Role of CX3CR1 (fractalkine receptor) in brain damage and inflammation induced by focal cerebral ischemia in mouse

CX3CR1 (fractalkine receptor) is important for sustaining normal microglial activity in the brain. Lack of CX3CR1 reportedly results in neurotoxic microglial phenotype in disease models. The objective of this study was to test the hypothesis that the absence of CX3CR1 worsens the outcome in cerebral ischemia. We observed significantly smaller (56%) infarcts and blood- brain barrier damage in CX3CR1-deficient (CX3CR1-/-) animals compared with CX3CR1+/- and wild- type mice after transient occlusion of the middle cerebral artery (MCAo).

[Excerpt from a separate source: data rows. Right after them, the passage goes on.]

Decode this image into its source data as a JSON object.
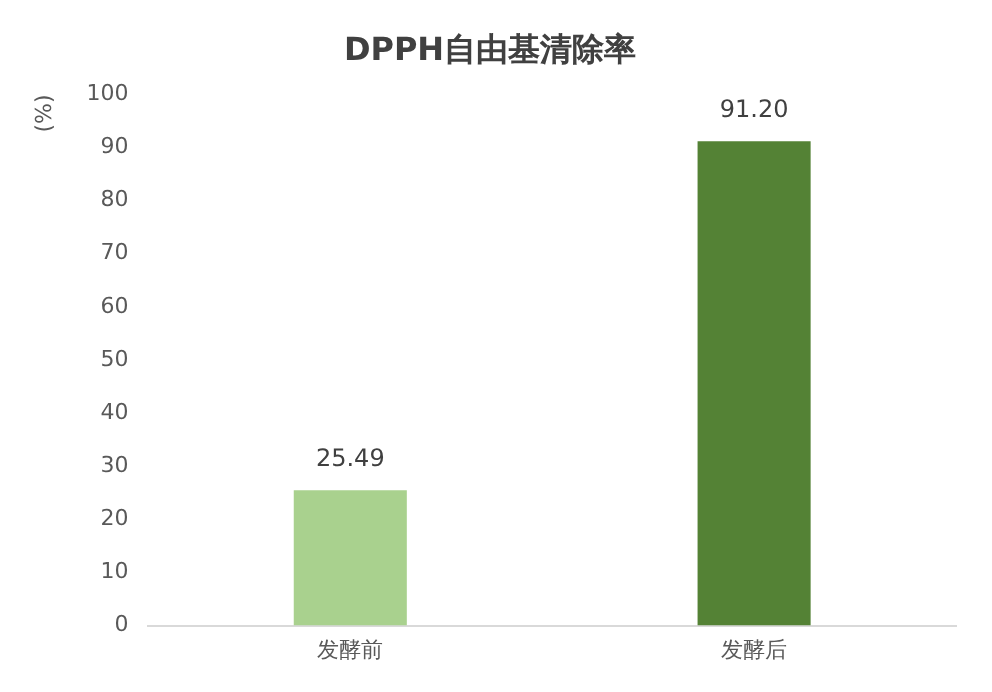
{
  "chart_data": {
    "type": "bar",
    "title": "DPPH自由基清除率",
    "ylabel": "(%)",
    "categories": [
      "发酵前",
      "发酵后"
    ],
    "values": [
      25.49,
      91.2
    ],
    "colors": [
      "#a9d18e",
      "#548235"
    ],
    "value_labels": [
      "25.49",
      "91.20"
    ],
    "ylim": [
      0,
      100
    ],
    "yticks": [
      0,
      10,
      20,
      30,
      40,
      50,
      60,
      70,
      80,
      90,
      100
    ],
    "grid": false,
    "legend": false
  }
}
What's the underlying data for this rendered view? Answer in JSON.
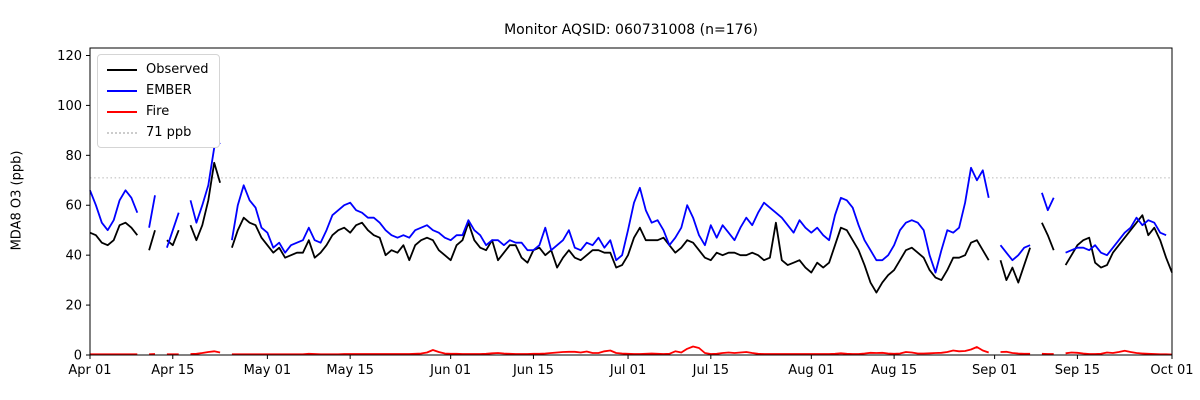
{
  "title": "Monitor AQSID: 060731008 (n=176)",
  "colors": {
    "observed": "#000000",
    "ember": "#0000ff",
    "fire": "#ff0000",
    "threshold": "#cccccc",
    "axis": "#000000",
    "background": "#ffffff"
  },
  "legend": {
    "items": [
      {
        "label": "Observed",
        "color": "#000000",
        "style": "solid"
      },
      {
        "label": "EMBER",
        "color": "#0000ff",
        "style": "solid"
      },
      {
        "label": "Fire",
        "color": "#ff0000",
        "style": "solid"
      },
      {
        "label": "71 ppb",
        "color": "#cccccc",
        "style": "dotted"
      }
    ]
  },
  "chart_data": {
    "type": "line",
    "title": "Monitor AQSID: 060731008 (n=176)",
    "xlabel": "",
    "ylabel": "MDA8 O3 (ppb)",
    "ylim": [
      0,
      123
    ],
    "y_ticks": [
      0,
      20,
      40,
      60,
      80,
      100,
      120
    ],
    "x_days_total": 183,
    "x_ticks": [
      {
        "day": 0,
        "label": "Apr 01"
      },
      {
        "day": 14,
        "label": "Apr 15"
      },
      {
        "day": 30,
        "label": "May 01"
      },
      {
        "day": 44,
        "label": "May 15"
      },
      {
        "day": 61,
        "label": "Jun 01"
      },
      {
        "day": 75,
        "label": "Jun 15"
      },
      {
        "day": 91,
        "label": "Jul 01"
      },
      {
        "day": 105,
        "label": "Jul 15"
      },
      {
        "day": 122,
        "label": "Aug 01"
      },
      {
        "day": 136,
        "label": "Aug 15"
      },
      {
        "day": 153,
        "label": "Sep 01"
      },
      {
        "day": 167,
        "label": "Sep 15"
      },
      {
        "day": 183,
        "label": "Oct 01"
      }
    ],
    "threshold": {
      "value": 71,
      "label": "71 ppb"
    },
    "legend_position": "upper left",
    "grid": false,
    "series": [
      {
        "name": "Observed",
        "color": "#000000",
        "values": [
          49,
          48,
          45,
          44,
          46,
          52,
          53,
          51,
          48,
          null,
          42,
          50,
          null,
          46,
          44,
          50,
          null,
          52,
          46,
          52,
          62,
          77,
          69,
          null,
          43,
          50,
          55,
          53,
          52,
          47,
          44,
          41,
          43,
          39,
          40,
          41,
          41,
          46,
          39,
          41,
          44,
          48,
          50,
          51,
          49,
          52,
          53,
          50,
          48,
          47,
          40,
          42,
          41,
          44,
          38,
          44,
          46,
          47,
          46,
          42,
          40,
          38,
          44,
          46,
          53,
          46,
          43,
          42,
          46,
          38,
          41,
          44,
          44,
          39,
          37,
          42,
          43,
          40,
          42,
          35,
          39,
          42,
          39,
          38,
          40,
          42,
          42,
          41,
          41,
          35,
          36,
          40,
          47,
          51,
          46,
          46,
          46,
          47,
          44,
          41,
          43,
          46,
          45,
          42,
          39,
          38,
          41,
          40,
          41,
          41,
          40,
          40,
          41,
          40,
          38,
          39,
          53,
          38,
          36,
          37,
          38,
          35,
          33,
          37,
          35,
          37,
          44,
          51,
          50,
          46,
          42,
          36,
          29,
          25,
          29,
          32,
          34,
          38,
          42,
          43,
          41,
          39,
          34,
          31,
          30,
          34,
          39,
          39,
          40,
          45,
          46,
          42,
          38,
          null,
          38,
          30,
          35,
          29,
          36,
          43,
          null,
          53,
          48,
          42,
          null,
          36,
          40,
          44,
          46,
          47,
          37,
          35,
          36,
          41,
          44,
          47,
          50,
          53,
          56,
          48,
          51,
          46,
          39,
          33
        ]
      },
      {
        "name": "EMBER",
        "color": "#0000ff",
        "values": [
          66,
          60,
          53,
          50,
          54,
          62,
          66,
          63,
          57,
          null,
          51,
          64,
          null,
          43,
          50,
          57,
          null,
          62,
          53,
          60,
          68,
          83,
          85,
          null,
          46,
          60,
          68,
          62,
          59,
          51,
          49,
          43,
          45,
          41,
          44,
          45,
          46,
          51,
          46,
          45,
          50,
          56,
          58,
          60,
          61,
          58,
          57,
          55,
          55,
          53,
          50,
          48,
          47,
          48,
          47,
          50,
          51,
          52,
          50,
          49,
          47,
          46,
          48,
          48,
          54,
          50,
          48,
          44,
          46,
          46,
          44,
          46,
          45,
          45,
          42,
          42,
          44,
          51,
          42,
          44,
          46,
          50,
          43,
          42,
          45,
          44,
          47,
          43,
          46,
          38,
          40,
          50,
          61,
          67,
          58,
          53,
          54,
          50,
          44,
          47,
          51,
          60,
          55,
          48,
          44,
          52,
          47,
          52,
          49,
          46,
          51,
          55,
          52,
          57,
          61,
          59,
          57,
          55,
          52,
          49,
          54,
          51,
          49,
          51,
          48,
          46,
          56,
          63,
          62,
          59,
          52,
          46,
          42,
          38,
          38,
          40,
          44,
          50,
          53,
          54,
          53,
          50,
          40,
          33,
          42,
          50,
          49,
          51,
          61,
          75,
          70,
          74,
          63,
          null,
          44,
          41,
          38,
          40,
          43,
          44,
          null,
          65,
          58,
          63,
          null,
          41,
          42,
          43,
          43,
          42,
          44,
          41,
          40,
          43,
          46,
          49,
          51,
          55,
          52,
          54,
          53,
          49,
          48,
          null
        ]
      },
      {
        "name": "Fire",
        "color": "#ff0000",
        "values": [
          0.3,
          0.3,
          0.3,
          0.3,
          0.3,
          0.3,
          0.3,
          0.3,
          0.3,
          null,
          0.3,
          0.4,
          null,
          0.3,
          0.3,
          0.3,
          null,
          0.4,
          0.5,
          0.8,
          1.2,
          1.5,
          1.0,
          null,
          0.3,
          0.3,
          0.3,
          0.3,
          0.3,
          0.3,
          0.3,
          0.3,
          0.3,
          0.3,
          0.3,
          0.3,
          0.3,
          0.5,
          0.4,
          0.3,
          0.3,
          0.3,
          0.3,
          0.4,
          0.4,
          0.4,
          0.4,
          0.4,
          0.4,
          0.4,
          0.4,
          0.4,
          0.4,
          0.4,
          0.4,
          0.5,
          0.6,
          1.0,
          2.0,
          1.2,
          0.6,
          0.5,
          0.5,
          0.4,
          0.4,
          0.4,
          0.4,
          0.5,
          0.7,
          0.8,
          0.6,
          0.5,
          0.4,
          0.4,
          0.4,
          0.5,
          0.5,
          0.6,
          0.8,
          1.0,
          1.2,
          1.3,
          1.3,
          1.0,
          1.4,
          0.8,
          0.8,
          1.5,
          1.8,
          0.8,
          0.6,
          0.5,
          0.4,
          0.4,
          0.5,
          0.6,
          0.5,
          0.4,
          0.5,
          1.5,
          1.0,
          2.5,
          3.4,
          2.8,
          0.8,
          0.4,
          0.5,
          0.8,
          1.0,
          0.8,
          1.0,
          1.2,
          0.8,
          0.5,
          0.4,
          0.4,
          0.4,
          0.4,
          0.4,
          0.4,
          0.4,
          0.4,
          0.4,
          0.4,
          0.4,
          0.4,
          0.5,
          0.7,
          0.5,
          0.4,
          0.4,
          0.6,
          0.9,
          0.8,
          0.9,
          0.6,
          0.5,
          0.6,
          1.2,
          1.0,
          0.6,
          0.6,
          0.7,
          0.8,
          0.9,
          1.2,
          1.8,
          1.5,
          1.6,
          2.2,
          3.2,
          1.8,
          1.0,
          null,
          1.2,
          1.3,
          0.8,
          0.6,
          0.5,
          0.5,
          null,
          0.5,
          0.4,
          0.4,
          null,
          0.7,
          1.0,
          0.9,
          0.6,
          0.4,
          0.4,
          0.5,
          1.0,
          0.8,
          1.2,
          1.7,
          1.2,
          0.8,
          0.6,
          0.5,
          0.4,
          0.3,
          0.3,
          0.2
        ]
      }
    ]
  }
}
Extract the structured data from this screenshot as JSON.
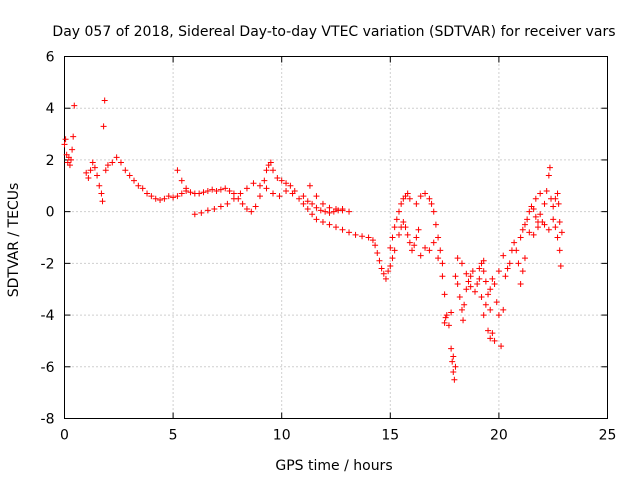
{
  "chart_data": {
    "type": "scatter",
    "title": "Day 057 of 2018, Sidereal Day-to-day VTEC variation (SDTVAR) for receiver vars",
    "xlabel": "GPS time / hours",
    "ylabel": "SDTVAR / TECUs",
    "xlim": [
      0,
      25
    ],
    "ylim": [
      -8,
      6
    ],
    "x_ticks": [
      0,
      5,
      10,
      15,
      20,
      25
    ],
    "y_ticks": [
      -8,
      -6,
      -4,
      -2,
      0,
      2,
      4,
      6
    ],
    "grid": true,
    "legend": "none",
    "marker": "+",
    "series": [
      {
        "name": "SDTVAR",
        "color": "#ff0000",
        "points": [
          [
            0.0,
            2.6
          ],
          [
            0.05,
            2.8
          ],
          [
            0.1,
            2.2
          ],
          [
            0.15,
            1.9
          ],
          [
            0.2,
            2.1
          ],
          [
            0.25,
            1.8
          ],
          [
            0.3,
            2.0
          ],
          [
            0.35,
            2.4
          ],
          [
            0.4,
            2.9
          ],
          [
            0.45,
            4.1
          ],
          [
            1.0,
            1.5
          ],
          [
            1.1,
            1.3
          ],
          [
            1.2,
            1.6
          ],
          [
            1.3,
            1.9
          ],
          [
            1.4,
            1.7
          ],
          [
            1.5,
            1.4
          ],
          [
            1.6,
            1.0
          ],
          [
            1.7,
            0.7
          ],
          [
            1.75,
            0.4
          ],
          [
            1.8,
            3.3
          ],
          [
            1.85,
            4.3
          ],
          [
            1.9,
            1.6
          ],
          [
            2.0,
            1.8
          ],
          [
            2.2,
            1.9
          ],
          [
            2.4,
            2.1
          ],
          [
            2.6,
            1.9
          ],
          [
            2.8,
            1.6
          ],
          [
            3.0,
            1.4
          ],
          [
            3.2,
            1.2
          ],
          [
            3.4,
            1.0
          ],
          [
            3.6,
            0.9
          ],
          [
            3.8,
            0.7
          ],
          [
            4.0,
            0.6
          ],
          [
            4.2,
            0.5
          ],
          [
            4.4,
            0.45
          ],
          [
            4.6,
            0.5
          ],
          [
            4.8,
            0.6
          ],
          [
            5.0,
            0.55
          ],
          [
            5.2,
            0.6
          ],
          [
            5.4,
            0.7
          ],
          [
            5.6,
            0.8
          ],
          [
            5.2,
            1.6
          ],
          [
            5.4,
            1.2
          ],
          [
            5.6,
            0.9
          ],
          [
            5.8,
            0.75
          ],
          [
            6.0,
            0.7
          ],
          [
            6.2,
            0.7
          ],
          [
            6.4,
            0.75
          ],
          [
            6.6,
            0.8
          ],
          [
            6.8,
            0.85
          ],
          [
            7.0,
            0.8
          ],
          [
            6.0,
            -0.1
          ],
          [
            6.3,
            -0.05
          ],
          [
            6.6,
            0.05
          ],
          [
            6.9,
            0.1
          ],
          [
            7.2,
            0.2
          ],
          [
            7.5,
            0.3
          ],
          [
            7.8,
            0.5
          ],
          [
            8.1,
            0.7
          ],
          [
            8.4,
            0.9
          ],
          [
            8.7,
            1.1
          ],
          [
            7.2,
            0.85
          ],
          [
            7.4,
            0.9
          ],
          [
            7.6,
            0.8
          ],
          [
            7.8,
            0.7
          ],
          [
            8.0,
            0.5
          ],
          [
            8.2,
            0.3
          ],
          [
            8.4,
            0.1
          ],
          [
            8.6,
            0.0
          ],
          [
            8.8,
            0.2
          ],
          [
            9.0,
            0.6
          ],
          [
            9.2,
            1.2
          ],
          [
            9.3,
            1.6
          ],
          [
            9.4,
            1.8
          ],
          [
            9.5,
            1.9
          ],
          [
            9.6,
            1.6
          ],
          [
            9.8,
            1.3
          ],
          [
            10.0,
            1.2
          ],
          [
            10.2,
            1.1
          ],
          [
            10.4,
            1.0
          ],
          [
            10.6,
            0.8
          ],
          [
            9.0,
            1.0
          ],
          [
            9.3,
            0.9
          ],
          [
            9.6,
            0.7
          ],
          [
            9.9,
            0.6
          ],
          [
            10.2,
            0.8
          ],
          [
            10.5,
            0.7
          ],
          [
            10.8,
            0.5
          ],
          [
            11.0,
            0.3
          ],
          [
            11.2,
            0.1
          ],
          [
            11.4,
            -0.1
          ],
          [
            11.0,
            0.6
          ],
          [
            11.2,
            0.4
          ],
          [
            11.4,
            0.3
          ],
          [
            11.6,
            0.15
          ],
          [
            11.8,
            0.05
          ],
          [
            12.0,
            0.0
          ],
          [
            12.2,
            -0.05
          ],
          [
            12.4,
            0.0
          ],
          [
            12.6,
            0.05
          ],
          [
            12.8,
            0.1
          ],
          [
            11.3,
            1.0
          ],
          [
            11.6,
            0.6
          ],
          [
            11.9,
            0.3
          ],
          [
            12.2,
            0.15
          ],
          [
            12.5,
            0.1
          ],
          [
            12.8,
            0.05
          ],
          [
            13.1,
            0.0
          ],
          [
            11.6,
            -0.3
          ],
          [
            11.9,
            -0.4
          ],
          [
            12.2,
            -0.5
          ],
          [
            12.5,
            -0.6
          ],
          [
            12.8,
            -0.7
          ],
          [
            13.1,
            -0.8
          ],
          [
            13.4,
            -0.9
          ],
          [
            13.7,
            -0.95
          ],
          [
            14.0,
            -1.0
          ],
          [
            14.2,
            -1.1
          ],
          [
            14.3,
            -1.3
          ],
          [
            14.4,
            -1.6
          ],
          [
            14.5,
            -1.9
          ],
          [
            14.6,
            -2.2
          ],
          [
            14.7,
            -2.4
          ],
          [
            14.8,
            -2.6
          ],
          [
            14.9,
            -2.3
          ],
          [
            15.0,
            -2.1
          ],
          [
            15.1,
            -1.8
          ],
          [
            15.2,
            -1.5
          ],
          [
            15.0,
            -1.4
          ],
          [
            15.1,
            -1.0
          ],
          [
            15.2,
            -0.6
          ],
          [
            15.3,
            -0.3
          ],
          [
            15.4,
            0.0
          ],
          [
            15.5,
            0.3
          ],
          [
            15.6,
            0.5
          ],
          [
            15.7,
            0.6
          ],
          [
            15.8,
            0.7
          ],
          [
            15.9,
            0.5
          ],
          [
            15.4,
            -0.9
          ],
          [
            15.5,
            -0.6
          ],
          [
            15.6,
            -0.4
          ],
          [
            15.7,
            -0.6
          ],
          [
            15.8,
            -0.9
          ],
          [
            15.9,
            -1.2
          ],
          [
            16.0,
            -1.5
          ],
          [
            16.1,
            -1.3
          ],
          [
            16.2,
            -1.0
          ],
          [
            16.3,
            -0.7
          ],
          [
            16.2,
            0.3
          ],
          [
            16.4,
            0.6
          ],
          [
            16.6,
            0.7
          ],
          [
            16.8,
            0.5
          ],
          [
            16.9,
            0.3
          ],
          [
            17.0,
            0.0
          ],
          [
            17.1,
            -0.5
          ],
          [
            17.2,
            -1.0
          ],
          [
            17.3,
            -1.5
          ],
          [
            17.4,
            -2.0
          ],
          [
            16.4,
            -1.7
          ],
          [
            16.6,
            -1.4
          ],
          [
            16.8,
            -1.5
          ],
          [
            17.0,
            -1.2
          ],
          [
            17.2,
            -1.8
          ],
          [
            17.4,
            -2.5
          ],
          [
            17.5,
            -3.2
          ],
          [
            17.6,
            -4.0
          ],
          [
            17.7,
            -4.4
          ],
          [
            17.8,
            -3.9
          ],
          [
            17.5,
            -4.3
          ],
          [
            17.55,
            -4.1
          ],
          [
            17.8,
            -5.3
          ],
          [
            17.85,
            -5.8
          ],
          [
            17.9,
            -6.2
          ],
          [
            17.95,
            -6.5
          ],
          [
            18.0,
            -6.0
          ],
          [
            17.9,
            -5.6
          ],
          [
            18.0,
            -2.5
          ],
          [
            18.1,
            -2.8
          ],
          [
            18.2,
            -3.3
          ],
          [
            18.3,
            -3.8
          ],
          [
            18.35,
            -4.2
          ],
          [
            18.4,
            -3.6
          ],
          [
            18.5,
            -3.0
          ],
          [
            18.6,
            -2.7
          ],
          [
            18.7,
            -2.5
          ],
          [
            18.8,
            -2.3
          ],
          [
            18.1,
            -1.8
          ],
          [
            18.3,
            -2.0
          ],
          [
            18.5,
            -2.4
          ],
          [
            18.7,
            -2.9
          ],
          [
            18.9,
            -3.1
          ],
          [
            19.0,
            -2.8
          ],
          [
            19.1,
            -2.2
          ],
          [
            19.2,
            -2.0
          ],
          [
            19.3,
            -2.3
          ],
          [
            19.4,
            -2.7
          ],
          [
            19.5,
            -3.2
          ],
          [
            19.6,
            -3.0
          ],
          [
            19.7,
            -2.6
          ],
          [
            19.8,
            -2.8
          ],
          [
            19.9,
            -3.5
          ],
          [
            20.0,
            -4.0
          ],
          [
            19.7,
            -4.7
          ],
          [
            19.8,
            -5.0
          ],
          [
            20.1,
            -5.2
          ],
          [
            20.2,
            -3.8
          ],
          [
            20.3,
            -2.5
          ],
          [
            20.4,
            -2.2
          ],
          [
            20.5,
            -2.0
          ],
          [
            20.6,
            -1.5
          ],
          [
            20.7,
            -1.2
          ],
          [
            20.8,
            -1.5
          ],
          [
            20.9,
            -2.0
          ],
          [
            21.0,
            -2.8
          ],
          [
            21.1,
            -2.3
          ],
          [
            21.2,
            -1.8
          ],
          [
            19.2,
            -3.3
          ],
          [
            19.4,
            -3.6
          ],
          [
            19.6,
            -3.8
          ],
          [
            19.3,
            -4.0
          ],
          [
            19.5,
            -4.6
          ],
          [
            19.6,
            -4.9
          ],
          [
            19.1,
            -2.6
          ],
          [
            19.3,
            -1.9
          ],
          [
            20.0,
            -2.3
          ],
          [
            20.2,
            -1.7
          ],
          [
            21.0,
            -1.0
          ],
          [
            21.1,
            -0.7
          ],
          [
            21.2,
            -0.5
          ],
          [
            21.3,
            -0.3
          ],
          [
            21.4,
            0.0
          ],
          [
            21.5,
            0.2
          ],
          [
            21.6,
            0.1
          ],
          [
            21.7,
            -0.2
          ],
          [
            21.8,
            -0.4
          ],
          [
            21.9,
            -0.1
          ],
          [
            21.4,
            -0.8
          ],
          [
            21.6,
            -0.9
          ],
          [
            21.8,
            -0.6
          ],
          [
            22.0,
            -0.4
          ],
          [
            22.1,
            0.3
          ],
          [
            22.2,
            0.8
          ],
          [
            22.3,
            1.4
          ],
          [
            22.35,
            1.7
          ],
          [
            22.4,
            0.5
          ],
          [
            22.5,
            0.2
          ],
          [
            21.7,
            0.5
          ],
          [
            21.9,
            0.7
          ],
          [
            22.1,
            -0.5
          ],
          [
            22.3,
            -0.7
          ],
          [
            22.5,
            -0.3
          ],
          [
            22.6,
            -0.6
          ],
          [
            22.7,
            -1.0
          ],
          [
            22.8,
            -1.5
          ],
          [
            22.85,
            -2.1
          ],
          [
            22.75,
            0.3
          ],
          [
            22.6,
            0.5
          ],
          [
            22.7,
            0.7
          ],
          [
            22.8,
            -0.4
          ],
          [
            22.9,
            -0.8
          ]
        ]
      }
    ]
  }
}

Functional recovery of CX3CR1-/- animals was enhanced, while less number of apoptotic cells and infiltrating leukocytes were found in the ipsilateral hemisphere. Expression of IL-1 beta mRNA, protein, and interleukin (IL)-1Ra and tumor necrosis factor (TNF)-alpha mRNAs was lower in CX3CR1(-/-) mice, whereas no difference was observed in the number of IL-1 beta-expressing microglia or plasma IL-1 beta concentration. We observed early IL-1 beta expression in astrocytes in vivo after MCAo and after oxygen- glucose deprivation in vitro, which might contribute to the ischemic damage. Our findings indicate that lack of CX3CR1 does not result in microglial neurotoxicity after MCAo, but rather significantly reduces ischemic damage and inflammation. Reduced IL-1 beta and TNF alpha expression as well as decreased leukocyte infiltration might be involved in the development of smaller infarcts in CX3CR1-/- animals.